TALIABU – Jarak yang membentang jauh antara Kabupaten Pulau Taliabu dan Ibu Kota Provinsi Maluku Utara di Sofifi menjadi penghambat utama dalam pengurusan berbagai urusan administrasi, terutama yang berkaitan dengan keuangan. Hal ini disampaikan langsung oleh Kepala Cabang Dinas Pendidikan Provinsi Maluku Utara Wilayah Taliabu, Ahmad Jamaluddin.
“Perjalanan dari Taliabu ke Sofifi bisa memakan waktu dua hari. Itu belum termasuk waktu tunggu kapal. Kalau pergi-pulang, bisa sampai empat hari, dan biayanya juga tidak sedikit, satu kali jalan bisa habis sekitar lima juta rupiah,” kata Ahmad kepada wartawan, Minggu (29/6/2025).
Menurutnya, kondisi geografis yang terisolasi menyebabkan beban operasional membengkak. Sementara itu, anggaran yang dialokasikan dalam Dokumen Pelaksanaan Anggaran (DIPA) untuk Cabang Dinas Pendidikan Pulau Taliabu dinilai sangat kecil.

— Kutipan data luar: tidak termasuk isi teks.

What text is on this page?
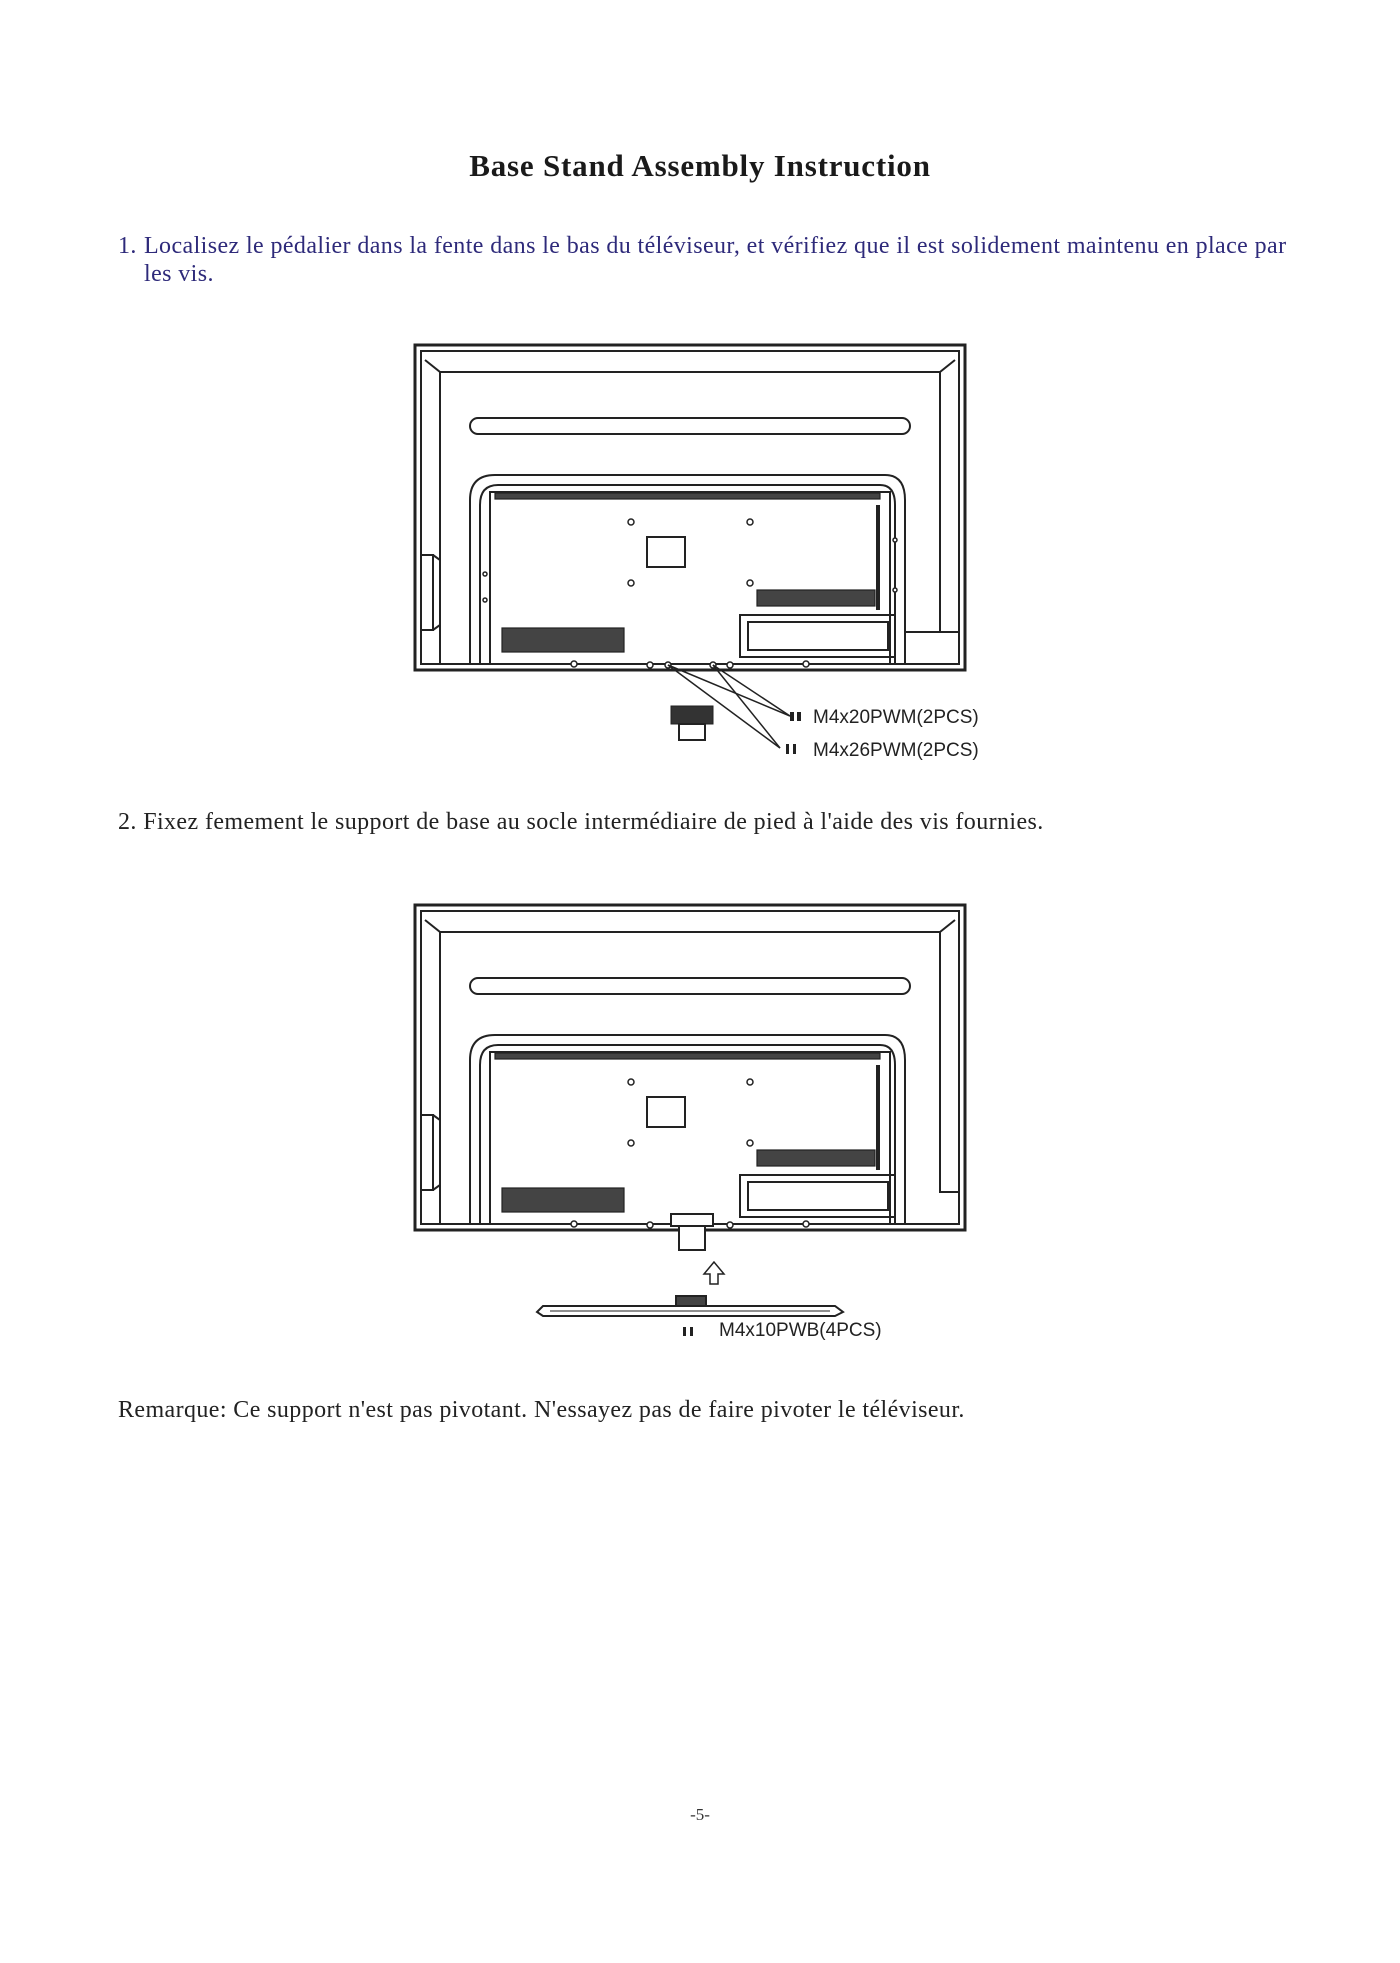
Base Stand Assembly Instruction

1. Localisez le pédalier dans la fente dans le bas du téléviseur, et vérifiez que il est solidement maintenu en place par les vis.

M4x20PWM(2PCS)
M4x26PWM(2PCS)

2. Fixez femement le support de base au socle intermédiaire de pied à l'aide des vis fournies.

M4x10PWB(4PCS)

Remarque: Ce support n'est pas pivotant. N'essayez pas de faire pivoter le téléviseur.

-5-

“DIPA yang kami terima sangat terbatas, padahal pengurusan ke Sofifi itu sifatnya rutin dan menyangkut kebutuhan dasar pendidikan. Situasi ini menyulitkan kami dalam memberikan pelayanan yang optimal,” ujarnya.
Sebagai solusi, Ahmad mengambil langkah strategis dengan menempatkan tenaga pendukung yang berdomisili lebih dekat dengan pusat pemerintahan provinsi, yakni di Ternate atau Sofifi, untuk membantu mempercepat proses administrasi.
“Kalau ada staf di Ternate atau Sofifi, pengurusan administrasi bisa lebih cepat dan hemat biaya. Tidak perlu bolak-balik dari Taliabu setiap waktu,” tegas Ahmad.
Ia berharap, Pemerintah Provinsi Maluku Utara dapat mempertimbangkan kondisi geografis Taliabu sebagai daerah terluar dan mengakomodasi kebijakan khusus demi mendukung kelancaran pelayanan pendidikan di wilayah tersebut.